How Do You Know (2010) This one probably should have had the title "Trouble with the Curve" (instead of the Clint Eastwood-Amy Adams movie). It a bit early for Brooks to be repeating himself with the "Who is she going to end up with?" formula from Broadcast News, but that's what How Do You Know most resembles, but without the substantial background of the earlier film. Reese Witherspoon plays a baseballer who is drummed out of the league, while her boyfriend (Owen Wilson) still has a successful career. Meanwhile, Paul Rudd plays an executive who is fired from his father's (Jack Nicholsoncompany due to a federal investigation and is at a loss, professionally and in his love life. Witherspoon and Rudd date, but the results are a disaster. Still, they're drawn to each other in a weird "if we're falling off a cliff, maybe it'd be better to hold hands" way. It feels forced, as with any comparison the movie tries to make between the baseball and corporate milieus, and both worlds are rather sketchily drawn to have any real depth of meaning. It's trying to say something about the trials and tribulations of transitioning between first and second acts in life (post-Wall Street crash) but falls prey to the same problem, dramatically.  Not a very successful film, and it seems to be an issue with the script than with the execution.

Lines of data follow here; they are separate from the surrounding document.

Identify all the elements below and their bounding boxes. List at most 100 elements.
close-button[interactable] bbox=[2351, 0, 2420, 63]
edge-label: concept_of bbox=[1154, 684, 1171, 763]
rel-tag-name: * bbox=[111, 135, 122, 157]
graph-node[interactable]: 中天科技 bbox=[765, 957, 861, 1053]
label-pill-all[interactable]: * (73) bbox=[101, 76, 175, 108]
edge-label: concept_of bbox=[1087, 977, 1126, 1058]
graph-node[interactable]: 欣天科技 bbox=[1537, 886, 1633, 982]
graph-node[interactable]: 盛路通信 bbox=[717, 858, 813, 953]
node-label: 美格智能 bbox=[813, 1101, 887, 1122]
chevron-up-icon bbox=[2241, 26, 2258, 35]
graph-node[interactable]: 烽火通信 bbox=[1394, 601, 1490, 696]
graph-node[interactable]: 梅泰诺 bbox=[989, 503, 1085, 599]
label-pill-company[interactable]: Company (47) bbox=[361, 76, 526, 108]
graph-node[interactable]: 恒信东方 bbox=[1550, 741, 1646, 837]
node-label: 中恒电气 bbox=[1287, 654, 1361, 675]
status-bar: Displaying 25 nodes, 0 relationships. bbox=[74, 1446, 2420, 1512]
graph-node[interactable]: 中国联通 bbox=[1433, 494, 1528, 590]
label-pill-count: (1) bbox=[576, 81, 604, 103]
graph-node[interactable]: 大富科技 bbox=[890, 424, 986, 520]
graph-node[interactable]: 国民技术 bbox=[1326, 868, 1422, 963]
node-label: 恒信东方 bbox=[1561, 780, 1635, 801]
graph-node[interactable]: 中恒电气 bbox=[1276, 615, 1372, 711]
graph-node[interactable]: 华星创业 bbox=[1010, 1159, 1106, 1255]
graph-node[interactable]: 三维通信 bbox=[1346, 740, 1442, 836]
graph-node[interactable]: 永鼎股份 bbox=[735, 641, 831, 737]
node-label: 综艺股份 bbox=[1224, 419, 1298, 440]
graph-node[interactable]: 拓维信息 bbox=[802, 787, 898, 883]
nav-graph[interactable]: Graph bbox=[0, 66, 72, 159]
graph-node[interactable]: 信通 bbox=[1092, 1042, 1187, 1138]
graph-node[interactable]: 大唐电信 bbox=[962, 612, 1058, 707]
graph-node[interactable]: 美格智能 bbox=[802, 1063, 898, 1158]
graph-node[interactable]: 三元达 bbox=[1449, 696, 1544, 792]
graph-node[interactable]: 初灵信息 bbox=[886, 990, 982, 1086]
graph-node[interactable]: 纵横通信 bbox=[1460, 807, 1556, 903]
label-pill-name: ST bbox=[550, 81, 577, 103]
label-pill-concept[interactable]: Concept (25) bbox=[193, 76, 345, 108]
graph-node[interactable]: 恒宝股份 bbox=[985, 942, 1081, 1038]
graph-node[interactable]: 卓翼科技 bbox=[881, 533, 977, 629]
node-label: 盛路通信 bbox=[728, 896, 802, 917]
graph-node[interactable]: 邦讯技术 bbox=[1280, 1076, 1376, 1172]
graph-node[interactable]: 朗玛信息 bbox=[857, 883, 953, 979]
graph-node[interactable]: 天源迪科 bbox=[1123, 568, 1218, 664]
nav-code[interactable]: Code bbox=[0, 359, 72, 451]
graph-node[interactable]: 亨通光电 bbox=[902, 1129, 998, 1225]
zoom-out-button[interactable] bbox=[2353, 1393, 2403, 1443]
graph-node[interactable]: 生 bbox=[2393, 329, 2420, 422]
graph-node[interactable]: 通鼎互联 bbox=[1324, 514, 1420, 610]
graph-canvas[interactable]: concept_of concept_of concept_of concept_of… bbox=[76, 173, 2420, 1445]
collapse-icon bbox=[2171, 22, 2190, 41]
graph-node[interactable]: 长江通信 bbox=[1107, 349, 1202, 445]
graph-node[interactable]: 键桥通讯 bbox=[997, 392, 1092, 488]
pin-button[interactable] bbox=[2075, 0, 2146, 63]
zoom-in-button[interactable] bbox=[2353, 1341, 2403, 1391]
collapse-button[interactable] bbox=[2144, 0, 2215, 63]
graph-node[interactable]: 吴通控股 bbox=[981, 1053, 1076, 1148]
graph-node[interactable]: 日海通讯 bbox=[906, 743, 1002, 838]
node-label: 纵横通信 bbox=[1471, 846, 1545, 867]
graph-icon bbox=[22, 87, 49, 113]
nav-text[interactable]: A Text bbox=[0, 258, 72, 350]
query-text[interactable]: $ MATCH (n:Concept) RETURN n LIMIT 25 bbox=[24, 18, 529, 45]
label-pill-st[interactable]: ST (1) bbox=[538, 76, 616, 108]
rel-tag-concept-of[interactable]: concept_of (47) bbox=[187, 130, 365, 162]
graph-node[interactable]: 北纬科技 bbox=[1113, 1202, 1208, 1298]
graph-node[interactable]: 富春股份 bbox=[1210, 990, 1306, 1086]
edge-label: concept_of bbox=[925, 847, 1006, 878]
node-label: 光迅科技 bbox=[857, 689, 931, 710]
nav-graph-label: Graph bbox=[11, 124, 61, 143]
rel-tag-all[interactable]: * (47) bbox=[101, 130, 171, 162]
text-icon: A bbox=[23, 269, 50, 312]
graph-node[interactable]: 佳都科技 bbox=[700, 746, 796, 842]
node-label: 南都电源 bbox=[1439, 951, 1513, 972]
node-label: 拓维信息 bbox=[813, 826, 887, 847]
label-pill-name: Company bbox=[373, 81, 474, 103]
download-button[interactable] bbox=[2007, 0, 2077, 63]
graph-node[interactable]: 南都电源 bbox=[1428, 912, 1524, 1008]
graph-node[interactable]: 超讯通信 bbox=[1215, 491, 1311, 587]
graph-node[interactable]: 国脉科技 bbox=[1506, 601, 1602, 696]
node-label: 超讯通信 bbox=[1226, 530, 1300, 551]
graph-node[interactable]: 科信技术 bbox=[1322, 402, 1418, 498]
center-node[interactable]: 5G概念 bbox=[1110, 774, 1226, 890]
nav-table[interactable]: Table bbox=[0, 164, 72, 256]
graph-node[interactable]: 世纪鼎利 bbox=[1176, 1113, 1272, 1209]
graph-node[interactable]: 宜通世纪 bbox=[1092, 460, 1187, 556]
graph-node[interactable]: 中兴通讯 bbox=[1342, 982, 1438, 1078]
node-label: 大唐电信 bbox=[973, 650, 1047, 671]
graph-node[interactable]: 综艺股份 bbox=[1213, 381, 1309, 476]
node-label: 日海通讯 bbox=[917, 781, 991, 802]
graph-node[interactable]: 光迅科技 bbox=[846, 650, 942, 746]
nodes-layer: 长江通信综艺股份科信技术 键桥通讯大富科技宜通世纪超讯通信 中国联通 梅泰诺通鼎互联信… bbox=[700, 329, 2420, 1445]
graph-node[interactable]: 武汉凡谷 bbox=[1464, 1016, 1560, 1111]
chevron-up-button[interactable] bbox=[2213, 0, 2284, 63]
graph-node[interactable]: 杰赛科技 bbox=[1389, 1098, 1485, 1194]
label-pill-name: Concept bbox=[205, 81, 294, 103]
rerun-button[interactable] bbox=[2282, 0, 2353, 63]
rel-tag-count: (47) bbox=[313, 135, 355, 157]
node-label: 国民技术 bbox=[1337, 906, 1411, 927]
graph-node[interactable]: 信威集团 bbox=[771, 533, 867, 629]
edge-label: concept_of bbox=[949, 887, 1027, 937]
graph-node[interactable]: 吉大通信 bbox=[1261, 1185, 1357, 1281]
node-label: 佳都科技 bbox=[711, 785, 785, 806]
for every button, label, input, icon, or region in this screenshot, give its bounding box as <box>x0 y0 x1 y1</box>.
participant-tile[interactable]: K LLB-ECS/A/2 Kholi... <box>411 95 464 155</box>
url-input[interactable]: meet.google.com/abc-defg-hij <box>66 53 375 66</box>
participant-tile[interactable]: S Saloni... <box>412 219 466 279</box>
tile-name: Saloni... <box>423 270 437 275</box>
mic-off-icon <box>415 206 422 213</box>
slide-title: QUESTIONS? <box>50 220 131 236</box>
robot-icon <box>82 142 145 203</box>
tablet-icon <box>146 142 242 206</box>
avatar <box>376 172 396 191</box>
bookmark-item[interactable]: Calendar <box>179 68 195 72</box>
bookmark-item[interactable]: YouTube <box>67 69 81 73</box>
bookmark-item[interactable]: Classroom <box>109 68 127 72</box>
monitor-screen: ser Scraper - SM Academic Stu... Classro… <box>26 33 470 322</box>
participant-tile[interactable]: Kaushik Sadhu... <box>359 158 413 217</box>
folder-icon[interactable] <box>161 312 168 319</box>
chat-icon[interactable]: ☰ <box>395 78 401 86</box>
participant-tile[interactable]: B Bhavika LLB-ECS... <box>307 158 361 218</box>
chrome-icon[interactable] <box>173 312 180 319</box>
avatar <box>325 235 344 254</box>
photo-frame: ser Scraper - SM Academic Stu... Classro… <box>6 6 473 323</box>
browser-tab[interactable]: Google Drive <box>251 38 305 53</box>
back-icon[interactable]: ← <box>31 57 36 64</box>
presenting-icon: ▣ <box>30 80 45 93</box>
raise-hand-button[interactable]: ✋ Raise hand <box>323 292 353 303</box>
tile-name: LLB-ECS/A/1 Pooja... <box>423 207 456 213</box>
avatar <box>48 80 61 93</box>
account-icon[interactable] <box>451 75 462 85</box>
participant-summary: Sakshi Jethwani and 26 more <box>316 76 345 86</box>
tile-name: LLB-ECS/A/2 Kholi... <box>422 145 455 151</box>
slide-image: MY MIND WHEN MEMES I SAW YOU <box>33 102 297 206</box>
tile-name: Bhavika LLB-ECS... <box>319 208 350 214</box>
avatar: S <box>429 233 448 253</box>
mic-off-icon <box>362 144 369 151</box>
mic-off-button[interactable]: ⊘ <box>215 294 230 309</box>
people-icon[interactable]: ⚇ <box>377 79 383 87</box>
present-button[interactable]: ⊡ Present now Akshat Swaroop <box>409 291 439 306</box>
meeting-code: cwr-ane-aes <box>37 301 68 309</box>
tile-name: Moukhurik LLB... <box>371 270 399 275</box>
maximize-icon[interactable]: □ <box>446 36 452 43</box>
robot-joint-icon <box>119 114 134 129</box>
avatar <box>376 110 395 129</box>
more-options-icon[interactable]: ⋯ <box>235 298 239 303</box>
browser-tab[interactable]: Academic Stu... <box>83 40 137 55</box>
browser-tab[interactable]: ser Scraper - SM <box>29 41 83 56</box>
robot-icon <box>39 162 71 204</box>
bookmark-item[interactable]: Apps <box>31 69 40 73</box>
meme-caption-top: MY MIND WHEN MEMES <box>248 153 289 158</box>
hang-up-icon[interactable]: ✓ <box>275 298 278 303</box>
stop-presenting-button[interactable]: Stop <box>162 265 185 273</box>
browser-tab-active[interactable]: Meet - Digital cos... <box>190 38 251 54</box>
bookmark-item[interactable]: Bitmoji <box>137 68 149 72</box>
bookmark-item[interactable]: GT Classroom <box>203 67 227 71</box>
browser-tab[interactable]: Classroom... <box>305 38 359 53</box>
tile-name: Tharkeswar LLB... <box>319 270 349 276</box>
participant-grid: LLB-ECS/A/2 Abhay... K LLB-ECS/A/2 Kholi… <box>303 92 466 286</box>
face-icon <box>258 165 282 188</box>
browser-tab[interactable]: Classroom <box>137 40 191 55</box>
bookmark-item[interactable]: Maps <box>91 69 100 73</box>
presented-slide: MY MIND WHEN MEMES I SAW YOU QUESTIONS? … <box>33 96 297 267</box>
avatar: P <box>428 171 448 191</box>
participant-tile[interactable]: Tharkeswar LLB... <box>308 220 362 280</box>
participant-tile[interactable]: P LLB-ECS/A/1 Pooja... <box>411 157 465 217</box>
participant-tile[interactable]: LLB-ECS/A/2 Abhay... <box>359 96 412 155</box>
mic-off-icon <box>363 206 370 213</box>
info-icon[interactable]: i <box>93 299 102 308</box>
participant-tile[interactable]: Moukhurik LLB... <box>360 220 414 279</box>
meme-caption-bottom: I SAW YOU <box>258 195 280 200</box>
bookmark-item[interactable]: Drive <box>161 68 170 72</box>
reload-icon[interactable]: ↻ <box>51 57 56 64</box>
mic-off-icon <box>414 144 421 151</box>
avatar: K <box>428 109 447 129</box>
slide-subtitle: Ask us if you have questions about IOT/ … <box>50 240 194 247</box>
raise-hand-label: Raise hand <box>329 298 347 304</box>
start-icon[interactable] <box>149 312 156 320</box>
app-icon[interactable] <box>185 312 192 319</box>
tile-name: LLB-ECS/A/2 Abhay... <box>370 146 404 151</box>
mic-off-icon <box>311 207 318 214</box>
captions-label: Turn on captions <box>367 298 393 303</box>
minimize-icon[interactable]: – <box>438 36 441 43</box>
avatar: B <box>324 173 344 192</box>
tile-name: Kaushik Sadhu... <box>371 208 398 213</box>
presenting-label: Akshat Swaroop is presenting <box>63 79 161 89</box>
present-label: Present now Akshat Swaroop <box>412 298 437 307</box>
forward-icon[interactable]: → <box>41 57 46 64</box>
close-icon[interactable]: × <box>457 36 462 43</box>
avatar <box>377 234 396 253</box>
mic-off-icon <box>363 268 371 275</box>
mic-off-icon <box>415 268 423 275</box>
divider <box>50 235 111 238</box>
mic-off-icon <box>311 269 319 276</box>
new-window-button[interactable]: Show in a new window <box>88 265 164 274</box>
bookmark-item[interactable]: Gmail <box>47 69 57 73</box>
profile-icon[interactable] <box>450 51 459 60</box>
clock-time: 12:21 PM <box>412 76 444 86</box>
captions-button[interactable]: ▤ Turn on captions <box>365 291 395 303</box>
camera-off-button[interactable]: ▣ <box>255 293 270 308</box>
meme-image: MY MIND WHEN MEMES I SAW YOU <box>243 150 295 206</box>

Shhhh!  Ba-da-dum-da-dumdum-dah-dumdum

* My favorite: After staff cut-backs at the network, an exec puts on his "bad news" face to ask if there's anything he can do for a laid-off employee.  The old veteran newsie, box-in-hand, pauses and says: " could die soon."

** Yeah, but then, that would depend on the idiosyncratic Prince, who wrote the songs, to give permission to allow that to happen.   Brooks made a documentary about the making and unmaking of this film, but due to the same Prince-ly issue, it has never been released.

*** The situation was brilliantly but succinctly put in my real life by an actor-friend who commented on the life-transforming birth of his daughter: "I thought I was President of the United States. Now, I realize I'm just the Secret Service."  

**** Of COURSE, he writes romance novels!  He has no reality to dim the fantasy!